6. B cells in animal model of chronic rejection
Chronic rejection is the leading cause of graft failure after organ transplants with an unchanged incidence despite a 50% decline in acute rejection over the past decades [99,100]. For instance, despite substantially improved rates of 1- and 3-year graft survival in human deceased-donor kidney transplantation, the 10 year graft survival is almost unchanged over the past 25 years despite many innovations and advancements in the field, remaining at approximately 40% [101]. Yet, chronic rejection is arguably the most poorly understood phenomenon among post-transplant outcomes such as acute rejection, PTLD, post-transplant infection. In large part, this lack of understanding is due to the complexity of etiology of chronic rejection often referred as “multifactorial” [102,103].
Animal models have been of great importance to our understanding of transplant immunology in general. More specifically, animal models are essential to our understanding of the basic mechanisms of chronic rejection and will likely guide development of strategies to prevent it. Due to the substantial evidence of alloantibody-mediated rejection (AMR) contributing to chronic rejection [104,105], the B cell has become an important focus of research on chronic rejection.
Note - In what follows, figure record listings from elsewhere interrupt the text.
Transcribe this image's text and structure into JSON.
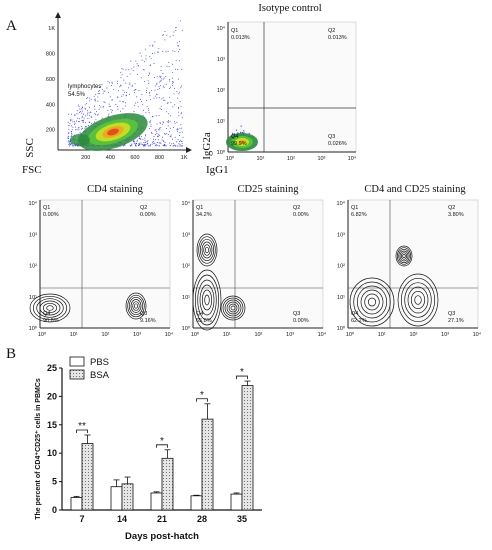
{
  "panels": {
    "a": "A",
    "b": "B"
  },
  "top_left": {
    "xlabel": "FSC",
    "ylabel": "SSC",
    "xticks": [
      "200",
      "400",
      "600",
      "800",
      "1K"
    ],
    "yticks": [
      "200",
      "400",
      "600",
      "800",
      "1K"
    ],
    "gate_name": "lymphocytes",
    "gate_pct": "54.5%"
  },
  "isotype": {
    "title": "Isotype control",
    "xlabel": "IgG1",
    "ylabel": "IgG2a",
    "quadrants": {
      "Q1": "0.013%",
      "Q2": "0.013%",
      "Q3": "0.026%",
      "Q4": "99.9%"
    }
  },
  "contours": [
    {
      "title": "CD4 staining",
      "quadrants": {
        "Q1": "0.00%",
        "Q2": "0.00%",
        "Q3": "9.16%",
        "Q4": "90.8%"
      }
    },
    {
      "title": "CD25 staining",
      "quadrants": {
        "Q1": "34.2%",
        "Q2": "0.00%",
        "Q3": "0.00%",
        "Q4": "65.8%"
      }
    },
    {
      "title": "CD4 and CD25 staining",
      "quadrants": {
        "Q1": "6.82%",
        "Q2": "3.80%",
        "Q3": "27.1%",
        "Q4": "62.2%"
      }
    }
  ],
  "log_ticks": [
    "10⁰",
    "10¹",
    "10²",
    "10³",
    "10⁴"
  ],
  "chart_data": {
    "type": "bar",
    "categories": [
      "7",
      "14",
      "21",
      "28",
      "35"
    ],
    "series": [
      {
        "name": "PBS",
        "values": [
          2.2,
          4.1,
          3.0,
          2.5,
          2.8
        ],
        "errors": [
          0.2,
          1.2,
          0.2,
          0.1,
          0.2
        ]
      },
      {
        "name": "BSA",
        "values": [
          11.7,
          4.6,
          9.1,
          16.0,
          21.9
        ],
        "errors": [
          1.5,
          1.2,
          1.5,
          2.7,
          0.8
        ]
      }
    ],
    "xlabel": "Days post-hatch",
    "ylabel": "The percent of CD4⁺CD25⁺ cells in PBMCs",
    "ylim": [
      0,
      25
    ],
    "yticks": [
      "0",
      "5",
      "10",
      "15",
      "20",
      "25"
    ],
    "significance": [
      "**",
      "",
      "*",
      "*",
      "*"
    ],
    "legend_position": "top-left"
  },
  "colors": {
    "axis": "#222222",
    "dots": "#3a3ad8",
    "pbs": "#ffffff",
    "bsa": "#e6e6e6"
  }
}
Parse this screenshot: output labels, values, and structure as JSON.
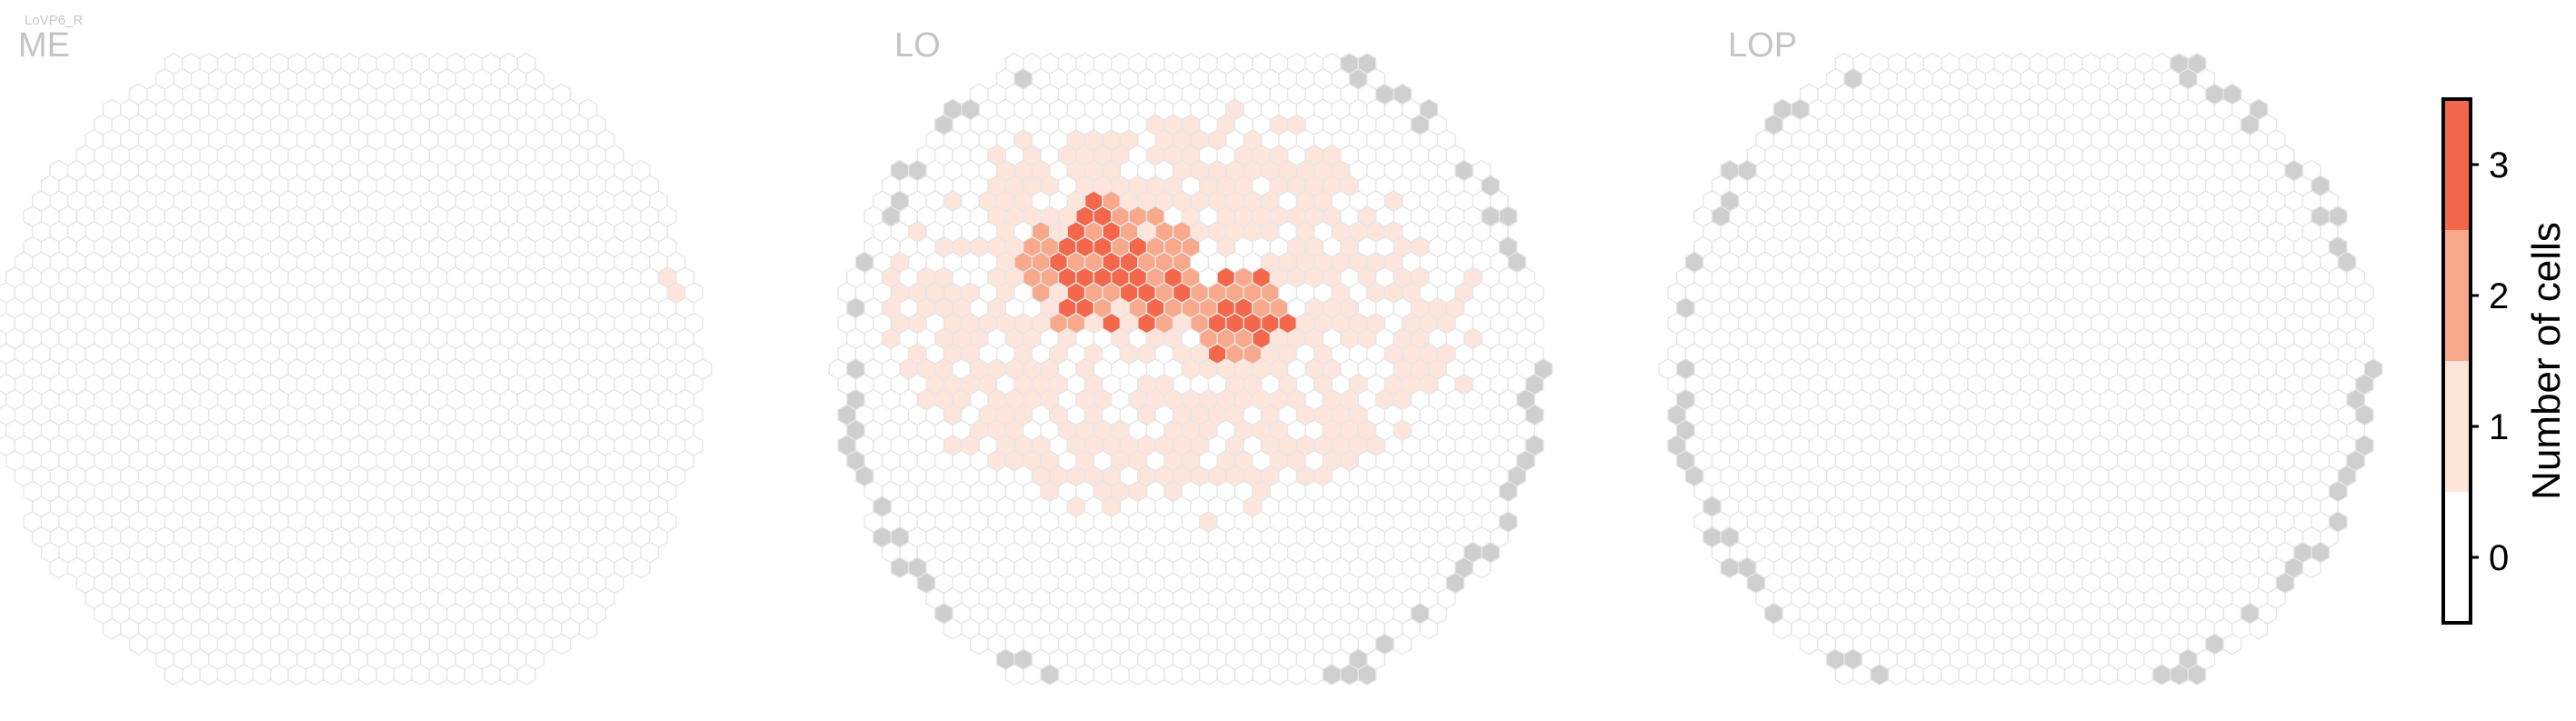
{
  "cell_type_label": "LoVP6_R",
  "panels": [
    {
      "title": "ME"
    },
    {
      "title": "LO"
    },
    {
      "title": "LOP"
    }
  ],
  "colors": {
    "count_0_fill": "#ffffff",
    "count_1_fill": "#fde5dc",
    "count_2_fill": "#f8a98c",
    "count_3_fill": "#f4674a",
    "hex_edge": "#e6e6e6",
    "outside_roi_fill": "#cfcfcf",
    "title_text": "#c4c4c4"
  },
  "chart_data": {
    "type": "heatmap",
    "description_of_values": "number of cells per hexagonal column",
    "colorbar": {
      "label": "Number of cells",
      "ticks": [
        "0",
        "1",
        "2",
        "3"
      ],
      "range": [
        0,
        3
      ]
    },
    "panels": [
      {
        "title": "ME",
        "nonzero_columns": [
          {
            "r": -6,
            "c": 18,
            "count": 1
          },
          {
            "r": -5,
            "c": 18,
            "count": 1
          }
        ]
      },
      {
        "title": "LO",
        "max_count": 3,
        "notes": "counts up to 3 concentrated in the upper-left to central region; count 1 spread broadly over the upper half",
        "gray_boundary_columns": true
      },
      {
        "title": "LOP",
        "nonzero_columns": [],
        "gray_boundary_columns": true
      }
    ]
  }
}
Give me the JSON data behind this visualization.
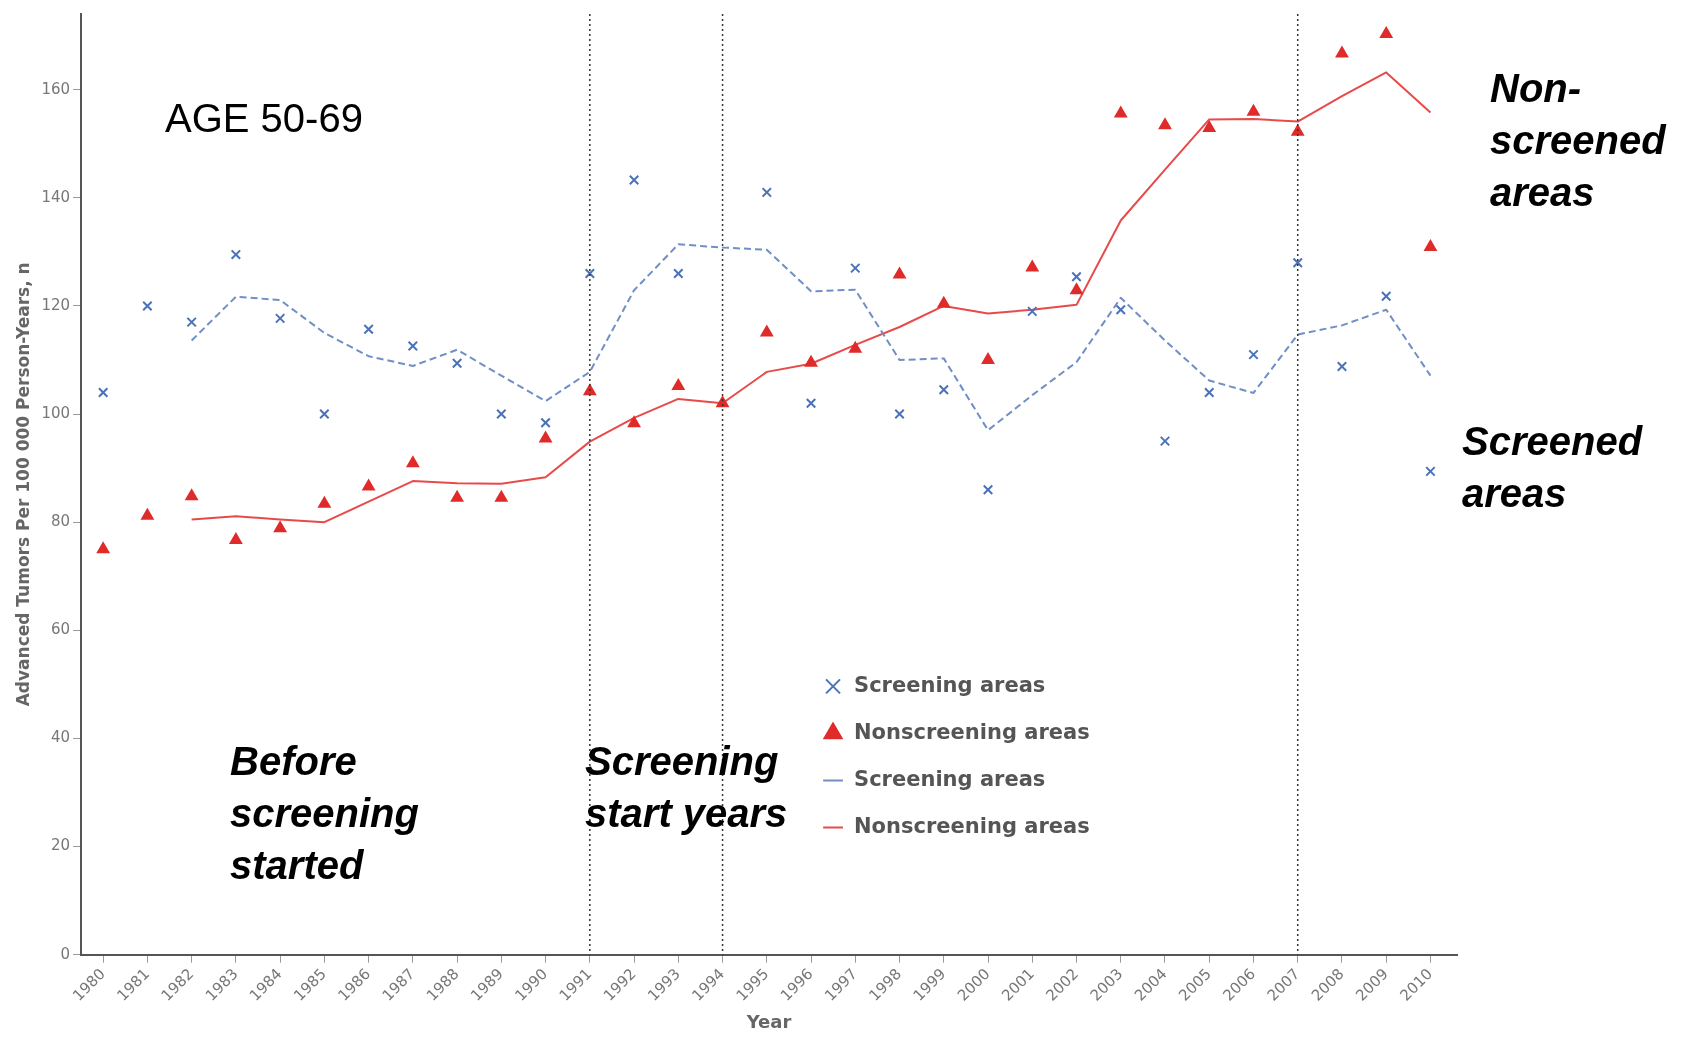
{
  "chart_data": {
    "type": "scatter",
    "xlabel": "Year",
    "ylabel": "Advanced Tumors Per 100 000 Person-Years, n",
    "x": [
      1980,
      1981,
      1982,
      1983,
      1984,
      1985,
      1986,
      1987,
      1988,
      1989,
      1990,
      1991,
      1992,
      1993,
      1994,
      1995,
      1996,
      1997,
      1998,
      1999,
      2000,
      2001,
      2002,
      2003,
      2004,
      2005,
      2006,
      2007,
      2008,
      2009,
      2010
    ],
    "xlim": [
      1979.5,
      2010.6
    ],
    "xticks": [
      1980,
      1981,
      1982,
      1983,
      1984,
      1985,
      1986,
      1987,
      1988,
      1989,
      1990,
      1991,
      1992,
      1993,
      1994,
      1995,
      1996,
      1997,
      1998,
      1999,
      2000,
      2001,
      2002,
      2003,
      2004,
      2005,
      2006,
      2007,
      2008,
      2009,
      2010
    ],
    "ylim": [
      0,
      174
    ],
    "yticks": [
      0,
      20,
      40,
      60,
      80,
      100,
      120,
      140,
      160
    ],
    "grid": false,
    "legend": "bottom right",
    "series": [
      {
        "name": "Screening areas",
        "type": "scatter",
        "marker": "cross",
        "color": "#4a72b8",
        "values": [
          104,
          120,
          117,
          129.5,
          117.7,
          100,
          115.7,
          112.6,
          109.4,
          100,
          98.4,
          126,
          143.3,
          126,
          null,
          141,
          102,
          127,
          100,
          104.5,
          86,
          119,
          125.4,
          119.3,
          95,
          104,
          111,
          128,
          108.8,
          121.8,
          89.4
        ]
      },
      {
        "name": "Nonscreening areas",
        "type": "scatter",
        "marker": "triangle",
        "color": "#e02b2b",
        "values": [
          75,
          81.2,
          84.8,
          76.7,
          78.9,
          83.4,
          86.6,
          90.9,
          84.5,
          84.5,
          95.5,
          104.2,
          98.3,
          105.2,
          102,
          115.1,
          109.5,
          112.1,
          125.8,
          120.4,
          110,
          127.1,
          122.9,
          155.6,
          153.4,
          152.9,
          155.9,
          152.2,
          166.7,
          170.3,
          130.9
        ]
      },
      {
        "name": "Screening areas",
        "type": "line",
        "marker": "none",
        "line_style": "dashed",
        "color": "#6f8fc5",
        "values": [
          null,
          null,
          113.6,
          121.7,
          121.1,
          115,
          110.7,
          108.9,
          111.9,
          107.1,
          102.4,
          107.8,
          122.9,
          131.4,
          130.8,
          130.4,
          122.7,
          123,
          110,
          110.3,
          97,
          103.5,
          109.6,
          121.5,
          113.6,
          106.2,
          103.9,
          114.7,
          116.4,
          119.3,
          107.1
        ]
      },
      {
        "name": "Nonscreening areas",
        "type": "line",
        "marker": "none",
        "line_style": "solid",
        "color": "#e84a4a",
        "values": [
          null,
          null,
          80.5,
          81.1,
          80.5,
          80,
          83.8,
          87.6,
          87.2,
          87.1,
          88.3,
          94.9,
          99.3,
          102.8,
          102,
          107.8,
          109.3,
          112.8,
          116.1,
          120,
          118.6,
          119.3,
          120.2,
          135.8,
          145.2,
          154.5,
          154.6,
          154.1,
          158.8,
          163.2,
          155.8
        ]
      }
    ],
    "ref_lines": [
      {
        "axis": "x",
        "value": 1991,
        "color": "#333333",
        "line_style": "dotted"
      },
      {
        "axis": "x",
        "value": 1994,
        "color": "#333333",
        "line_style": "dotted"
      },
      {
        "axis": "x",
        "value": 2007,
        "color": "#333333",
        "line_style": "dotted"
      }
    ],
    "annotations": [
      "AGE 50-69",
      "Before screening started",
      "Screening start years",
      "Non-screened areas",
      "Screened areas"
    ]
  }
}
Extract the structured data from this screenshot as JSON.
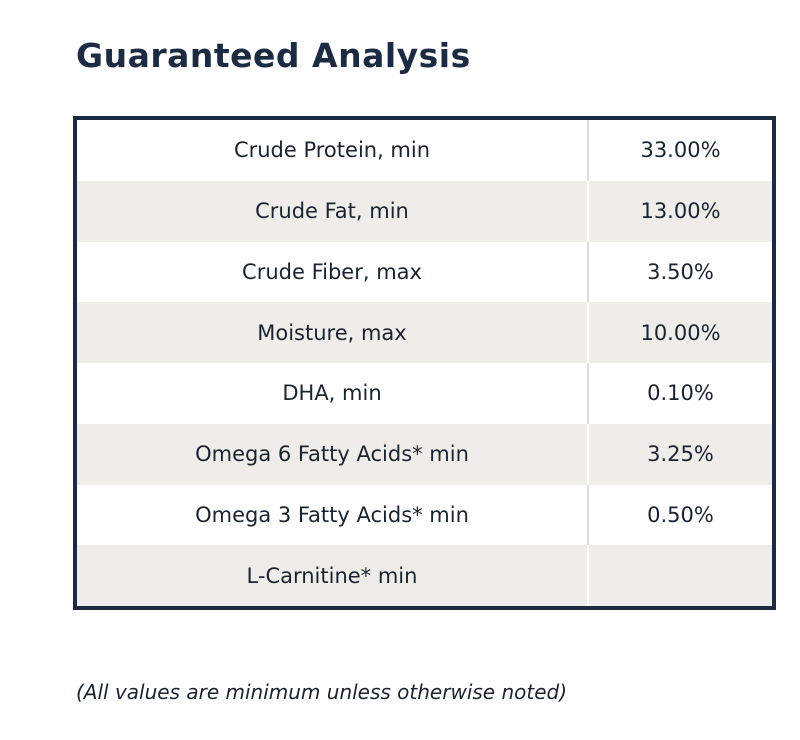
{
  "title": "Guaranteed Analysis",
  "table": {
    "rows": [
      {
        "label": "Crude Protein, min",
        "value": "33.00%"
      },
      {
        "label": "Crude Fat, min",
        "value": "13.00%"
      },
      {
        "label": "Crude Fiber, max",
        "value": "3.50%"
      },
      {
        "label": "Moisture, max",
        "value": "10.00%"
      },
      {
        "label": "DHA, min",
        "value": "0.10%"
      },
      {
        "label": "Omega 6 Fatty Acids* min",
        "value": "3.25%"
      },
      {
        "label": "Omega 3 Fatty Acids* min",
        "value": "0.50%"
      },
      {
        "label": "L-Carnitine* min",
        "value": ""
      }
    ]
  },
  "footnote": "(All values are minimum unless otherwise noted)",
  "colors": {
    "title": "#1c2b44",
    "border": "#1c2b44",
    "alt_row": "#efede9"
  }
}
We will discuss the differences between current murine experimental models of chronic rejection and the impact of these differences on the interpretation of the data. We will also discuss a model of B cell mediated chronic rejection (or antibody-mediated chronic rejection) that addresses clinically relevant mechanisms of chronic rejection.
6.1. Current rodent models of chronic allograft rejection
The rat aortic transplant model has been used to study the gradual development of vascular lesions that mimic the vascular changes associated with chronic rejection. In this model, the graft undergoes an acute rejection episode that evolves over weeks into a chronic type of inflammation and ultimately leads to sclerosis [106]. Most laboratories have chosen heterotopic heart transplantation or orthotropic kidney transplantation rather than aortic transplantation for this purpose with the rationale that they more closely approximate clinical organ transplantation. Hetero-topically transplanted heart grafts with chronic rejection develop atherosclerosis, interstitial fibrosis, myocytes loss, and hypertrophy of the remaining myocytes [107]. In contrast, the mouse kidney or liver transplant model has been performed by only a few centers, because of its complexity, including additional anastomosis [108,109]. However, the low incidence and intensity of rejection following renal or hepatic grafting in mice may render this models fit to study chronic rejection [110].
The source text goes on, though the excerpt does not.